23 November 2006 | EN | 中文
Jatropha is an attractive crop for biofuel production in West Africa
G.A. Cooper, Smithsonian Institute
The Indian government will give US$250 million towards a fund to boost biofuel production in 15 West African countries.
Ghana's vice president Alhaji Aliu Mahama announced the fund last week (14 November) at a workshop held in Accra, Ghana, to discuss biofuel financing in West Africa.
The fund will be set up by the Bank for Investment and Development (EBID) of the Economic Community of West African States.
Biofuel is an attractive source of energy for West African states because it can protect their economies against rising crude oil prices on the world market. It is also seen as a viable source of climate-friendly energy.
In theory the Clean Development Mechanism under the Kyoto Protocol could be used to fund biodiesel production, but West African countries lack the expertise needed to apply for the scheme.
"There is an acute shortage of expertise to develop such proposals," said Ghana's Minister for Lands, Forestry and Mines, Dominic Fobih.
Fobih welcomed the fund, but said that procedures for developing Clean Development Mechanism proposals should still be properly studied.

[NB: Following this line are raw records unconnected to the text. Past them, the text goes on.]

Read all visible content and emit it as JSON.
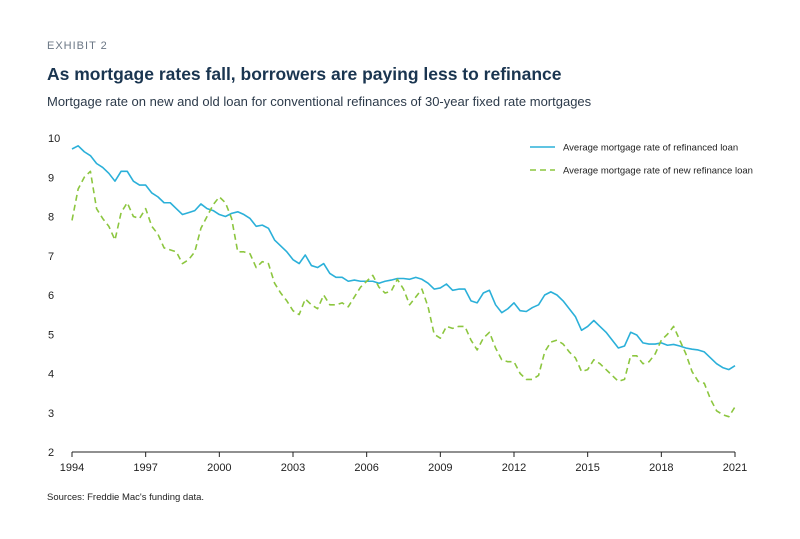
{
  "header": {
    "exhibit": "EXHIBIT 2",
    "title": "As mortgage rates fall, borrowers are paying less to refinance",
    "subtitle": "Mortgage rate on new and old loan for conventional refinances of 30-year fixed rate mortgages"
  },
  "footer": {
    "source": "Sources: Freddie Mac's funding data."
  },
  "colors": {
    "refinanced": "#2bb0d9",
    "new_refinance": "#8cc63f",
    "axis": "#222222"
  },
  "chart_data": {
    "type": "line",
    "title": "As mortgage rates fall, borrowers are paying less to refinance",
    "subtitle": "Mortgage rate on new and old loan for conventional refinances of 30-year fixed rate mortgages",
    "xlabel": "",
    "ylabel": "",
    "xlim": [
      1994,
      2021
    ],
    "ylim": [
      2,
      10
    ],
    "x_ticks": [
      1994,
      1997,
      2000,
      2003,
      2006,
      2009,
      2012,
      2015,
      2018,
      2021
    ],
    "y_ticks": [
      2,
      3,
      4,
      5,
      6,
      7,
      8,
      9,
      10
    ],
    "grid": false,
    "legend_position": "top-right",
    "series": [
      {
        "name": "Average mortgage rate of refinanced loan",
        "style": "solid",
        "points": [
          [
            1994.0,
            9.72
          ],
          [
            1994.25,
            9.8
          ],
          [
            1994.5,
            9.65
          ],
          [
            1994.75,
            9.55
          ],
          [
            1995.0,
            9.35
          ],
          [
            1995.25,
            9.25
          ],
          [
            1995.5,
            9.1
          ],
          [
            1995.75,
            8.9
          ],
          [
            1996.0,
            9.15
          ],
          [
            1996.25,
            9.15
          ],
          [
            1996.5,
            8.9
          ],
          [
            1996.75,
            8.8
          ],
          [
            1997.0,
            8.8
          ],
          [
            1997.25,
            8.6
          ],
          [
            1997.5,
            8.5
          ],
          [
            1997.75,
            8.35
          ],
          [
            1998.0,
            8.35
          ],
          [
            1998.25,
            8.2
          ],
          [
            1998.5,
            8.05
          ],
          [
            1998.75,
            8.1
          ],
          [
            1999.0,
            8.15
          ],
          [
            1999.25,
            8.32
          ],
          [
            1999.5,
            8.2
          ],
          [
            1999.75,
            8.15
          ],
          [
            2000.0,
            8.05
          ],
          [
            2000.25,
            8.0
          ],
          [
            2000.5,
            8.08
          ],
          [
            2000.75,
            8.12
          ],
          [
            2001.0,
            8.05
          ],
          [
            2001.25,
            7.95
          ],
          [
            2001.5,
            7.75
          ],
          [
            2001.75,
            7.78
          ],
          [
            2002.0,
            7.7
          ],
          [
            2002.25,
            7.4
          ],
          [
            2002.5,
            7.25
          ],
          [
            2002.75,
            7.1
          ],
          [
            2003.0,
            6.9
          ],
          [
            2003.25,
            6.8
          ],
          [
            2003.5,
            7.02
          ],
          [
            2003.75,
            6.75
          ],
          [
            2004.0,
            6.7
          ],
          [
            2004.25,
            6.8
          ],
          [
            2004.5,
            6.55
          ],
          [
            2004.75,
            6.45
          ],
          [
            2005.0,
            6.45
          ],
          [
            2005.25,
            6.35
          ],
          [
            2005.5,
            6.38
          ],
          [
            2005.75,
            6.35
          ],
          [
            2006.0,
            6.35
          ],
          [
            2006.25,
            6.35
          ],
          [
            2006.5,
            6.3
          ],
          [
            2006.75,
            6.35
          ],
          [
            2007.0,
            6.38
          ],
          [
            2007.25,
            6.42
          ],
          [
            2007.5,
            6.42
          ],
          [
            2007.75,
            6.4
          ],
          [
            2008.0,
            6.45
          ],
          [
            2008.25,
            6.4
          ],
          [
            2008.5,
            6.3
          ],
          [
            2008.75,
            6.15
          ],
          [
            2009.0,
            6.18
          ],
          [
            2009.25,
            6.28
          ],
          [
            2009.5,
            6.12
          ],
          [
            2009.75,
            6.15
          ],
          [
            2010.0,
            6.15
          ],
          [
            2010.25,
            5.85
          ],
          [
            2010.5,
            5.8
          ],
          [
            2010.75,
            6.05
          ],
          [
            2011.0,
            6.12
          ],
          [
            2011.25,
            5.75
          ],
          [
            2011.5,
            5.55
          ],
          [
            2011.75,
            5.65
          ],
          [
            2012.0,
            5.8
          ],
          [
            2012.25,
            5.6
          ],
          [
            2012.5,
            5.58
          ],
          [
            2012.75,
            5.68
          ],
          [
            2013.0,
            5.75
          ],
          [
            2013.25,
            6.0
          ],
          [
            2013.5,
            6.08
          ],
          [
            2013.75,
            6.0
          ],
          [
            2014.0,
            5.85
          ],
          [
            2014.25,
            5.65
          ],
          [
            2014.5,
            5.45
          ],
          [
            2014.75,
            5.1
          ],
          [
            2015.0,
            5.2
          ],
          [
            2015.25,
            5.35
          ],
          [
            2015.5,
            5.2
          ],
          [
            2015.75,
            5.05
          ],
          [
            2016.0,
            4.85
          ],
          [
            2016.25,
            4.65
          ],
          [
            2016.5,
            4.7
          ],
          [
            2016.75,
            5.05
          ],
          [
            2017.0,
            4.98
          ],
          [
            2017.25,
            4.78
          ],
          [
            2017.5,
            4.75
          ],
          [
            2017.75,
            4.75
          ],
          [
            2018.0,
            4.78
          ],
          [
            2018.25,
            4.72
          ],
          [
            2018.5,
            4.74
          ],
          [
            2018.75,
            4.7
          ],
          [
            2019.0,
            4.65
          ],
          [
            2019.25,
            4.62
          ],
          [
            2019.5,
            4.6
          ],
          [
            2019.75,
            4.55
          ],
          [
            2020.0,
            4.4
          ],
          [
            2020.25,
            4.25
          ],
          [
            2020.5,
            4.15
          ],
          [
            2020.75,
            4.1
          ],
          [
            2021.0,
            4.2
          ]
        ]
      },
      {
        "name": "Average mortgage rate of new refinance loan",
        "style": "dashed",
        "points": [
          [
            1994.0,
            7.9
          ],
          [
            1994.25,
            8.7
          ],
          [
            1994.5,
            9.0
          ],
          [
            1994.75,
            9.15
          ],
          [
            1995.0,
            8.2
          ],
          [
            1995.25,
            7.95
          ],
          [
            1995.5,
            7.75
          ],
          [
            1995.75,
            7.4
          ],
          [
            1996.0,
            8.1
          ],
          [
            1996.25,
            8.35
          ],
          [
            1996.5,
            8.0
          ],
          [
            1996.75,
            7.95
          ],
          [
            1997.0,
            8.2
          ],
          [
            1997.25,
            7.75
          ],
          [
            1997.5,
            7.55
          ],
          [
            1997.75,
            7.2
          ],
          [
            1998.0,
            7.15
          ],
          [
            1998.25,
            7.1
          ],
          [
            1998.5,
            6.8
          ],
          [
            1998.75,
            6.9
          ],
          [
            1999.0,
            7.1
          ],
          [
            1999.25,
            7.7
          ],
          [
            1999.5,
            8.0
          ],
          [
            1999.75,
            8.3
          ],
          [
            2000.0,
            8.5
          ],
          [
            2000.25,
            8.35
          ],
          [
            2000.5,
            7.95
          ],
          [
            2000.75,
            7.1
          ],
          [
            2001.0,
            7.1
          ],
          [
            2001.25,
            7.05
          ],
          [
            2001.5,
            6.7
          ],
          [
            2001.75,
            6.85
          ],
          [
            2002.0,
            6.8
          ],
          [
            2002.25,
            6.3
          ],
          [
            2002.5,
            6.05
          ],
          [
            2002.75,
            5.85
          ],
          [
            2003.0,
            5.6
          ],
          [
            2003.25,
            5.5
          ],
          [
            2003.5,
            5.9
          ],
          [
            2003.75,
            5.75
          ],
          [
            2004.0,
            5.65
          ],
          [
            2004.25,
            6.0
          ],
          [
            2004.5,
            5.75
          ],
          [
            2004.75,
            5.75
          ],
          [
            2005.0,
            5.8
          ],
          [
            2005.25,
            5.7
          ],
          [
            2005.5,
            5.95
          ],
          [
            2005.75,
            6.2
          ],
          [
            2006.0,
            6.35
          ],
          [
            2006.25,
            6.5
          ],
          [
            2006.5,
            6.2
          ],
          [
            2006.75,
            6.05
          ],
          [
            2007.0,
            6.1
          ],
          [
            2007.25,
            6.4
          ],
          [
            2007.5,
            6.15
          ],
          [
            2007.75,
            5.75
          ],
          [
            2008.0,
            5.95
          ],
          [
            2008.25,
            6.15
          ],
          [
            2008.5,
            5.7
          ],
          [
            2008.75,
            5.0
          ],
          [
            2009.0,
            4.9
          ],
          [
            2009.25,
            5.2
          ],
          [
            2009.5,
            5.15
          ],
          [
            2009.75,
            5.2
          ],
          [
            2010.0,
            5.2
          ],
          [
            2010.25,
            4.85
          ],
          [
            2010.5,
            4.6
          ],
          [
            2010.75,
            4.9
          ],
          [
            2011.0,
            5.05
          ],
          [
            2011.25,
            4.65
          ],
          [
            2011.5,
            4.35
          ],
          [
            2011.75,
            4.3
          ],
          [
            2012.0,
            4.3
          ],
          [
            2012.25,
            4.0
          ],
          [
            2012.5,
            3.85
          ],
          [
            2012.75,
            3.85
          ],
          [
            2013.0,
            3.95
          ],
          [
            2013.25,
            4.55
          ],
          [
            2013.5,
            4.8
          ],
          [
            2013.75,
            4.85
          ],
          [
            2014.0,
            4.75
          ],
          [
            2014.25,
            4.55
          ],
          [
            2014.5,
            4.4
          ],
          [
            2014.75,
            4.05
          ],
          [
            2015.0,
            4.1
          ],
          [
            2015.25,
            4.35
          ],
          [
            2015.5,
            4.25
          ],
          [
            2015.75,
            4.1
          ],
          [
            2016.0,
            3.95
          ],
          [
            2016.25,
            3.8
          ],
          [
            2016.5,
            3.85
          ],
          [
            2016.75,
            4.45
          ],
          [
            2017.0,
            4.45
          ],
          [
            2017.25,
            4.25
          ],
          [
            2017.5,
            4.3
          ],
          [
            2017.75,
            4.5
          ],
          [
            2018.0,
            4.85
          ],
          [
            2018.25,
            5.0
          ],
          [
            2018.5,
            5.2
          ],
          [
            2018.75,
            4.85
          ],
          [
            2019.0,
            4.5
          ],
          [
            2019.25,
            4.05
          ],
          [
            2019.5,
            3.8
          ],
          [
            2019.75,
            3.75
          ],
          [
            2020.0,
            3.35
          ],
          [
            2020.25,
            3.05
          ],
          [
            2020.5,
            2.95
          ],
          [
            2020.75,
            2.9
          ],
          [
            2021.0,
            3.15
          ]
        ]
      }
    ]
  }
}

The workshop was co-sponsored by EBID and the UN Conference on Trade and Development (UNCTAD).
EBID pledged to foster private-public partnerships, with support from UNCTAD, and to finance agricultural and industrial production for biofuels.
As a first step in this direction, EBID will provide US$35 million for a jatropha biodiesel project in Ghana, in conjunction with the country's commercial banks and financial institutions.
Benin, Mali, Nigeria and Senegal, led by Ghana, have pioneered research on biofuel and jatropha plantations. Jatropha oil's low cost and ease of cultivation make it an attractive crop for biofuel production.
But biofuel production is still a relatively young technology, and more research is needed, notably to make sure it is geared towards the needs of small farmers for whom biofuel use on a local scale — for village power or agro-processing — could be highly promising.
In addition, to be competitive on the international market, West Africa will need to find viable sources of funding to invest in plantations of between 50,000–150,000 hectares, and into processing, transport and storage facilities.
It will also have to reduce its production costs and improve its farming techniques to reduce the risk of low yields, pests and disease.